There are a lot of chemicals racing around your brain and body when you’re in love. Researchers are gradually learning more and more about the roles they play both when we are falling in love and when we’re in long-term relationships. Of course, estrogenand testosterone play a role in the sex drive area (see How Sex Works). Without them, we might never venture into the “real love” arena.

That initial giddiness that comes when we’re first falling in love includes a racing heart, flushed skin and sweaty palms. Researchers say this is due to the dopamine, norepinephrine and phenylethylamine we’re releasing. Dopamine is thought to be the “pleasure chemical,” producing a feeling of bliss. Norepinephrine is similar to adrenaline and produces the racing heart and excitement. According to Helen Fisher, anthropologist and well-known love researcher from Rutgers University, together these two chemicals produce elation, intense energy, sleeplessness, craving, loss of appetite and focused attention. She also says, “The human body releases the cocktail of love rapture only when certain conditions are met and … men more readily produce it than women, because of their more visual nature.”

Researchers are using functional magnetic resonance imaging (fMRI) to watch people’s brains when they look at a photograph of their object of affection. According to Helen Fisher, a well-known love researcher and an anthropologist at Rutgers University, what they see in those scans during that “crazed, can’t-think-of-anything-but stage of romance” — the attraction stage — is the biological drive to focus on one person. The scans showed increased blood flow in areas of the brain with high concentrations of receptors for dopamine — associated with states of euphoria, craving and addiction. High levels of dopamine are also associated with norepinephrine, which heightens attention, short-term memory, hyperactivity, sleeplessness and goal-oriented behavior. In other words, couples in this stage of love focus intently on the relationship and often on little else.

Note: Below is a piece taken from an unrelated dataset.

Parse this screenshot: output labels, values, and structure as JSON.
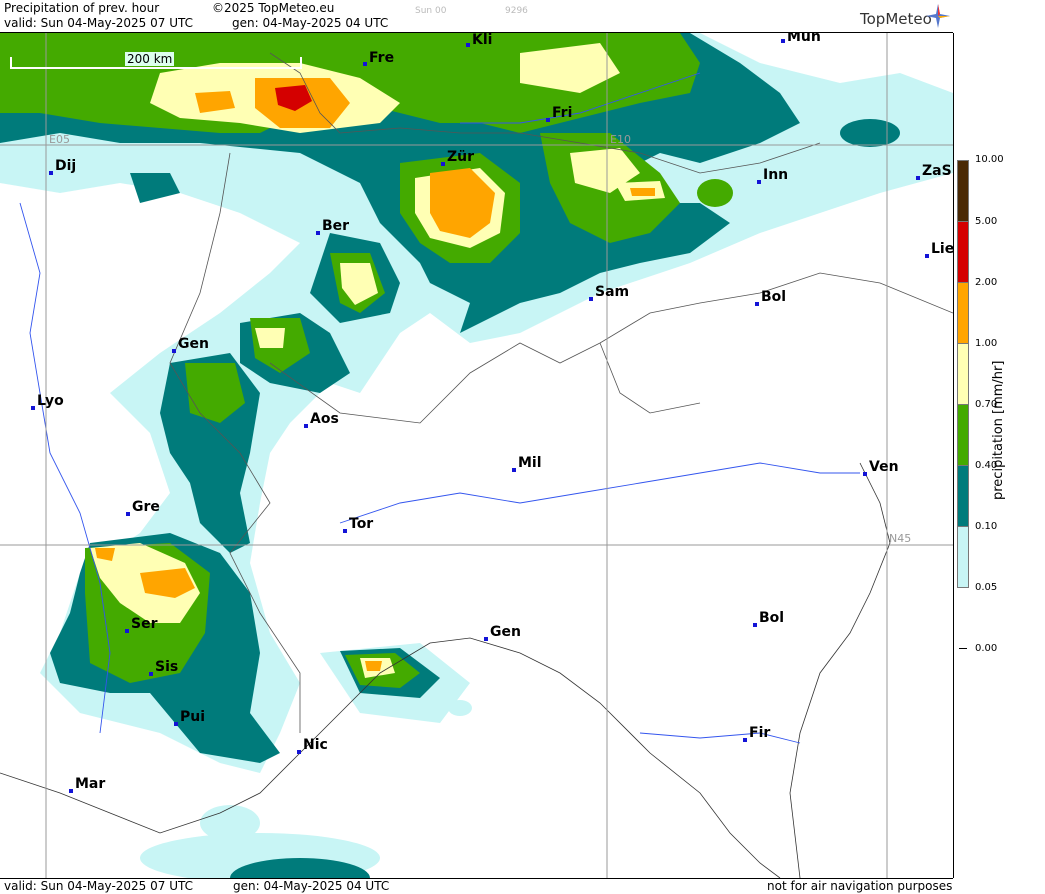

Another possible explanation for the intense focus and idealizing view that occurs in the attraction stage comes from researchers at University College London. They discovered that people in love have lower levels of serotonin and also that neural circuits associated with the way we assess others are suppressed. These lower serotonin levels are the same as those found in people with obsessive-compulsive disorders, possibly explaining why those in love “obsess” about their partner.

Interesting take on love, in reminds me of the article I featured a few months back on ‘Your Brain in Love’ only this one is a bit more specific and focuses on what your brain goes through when it’s in love with someone else while the other focused on how this study can be applied to aid those under depression or a ‘heartbreak’.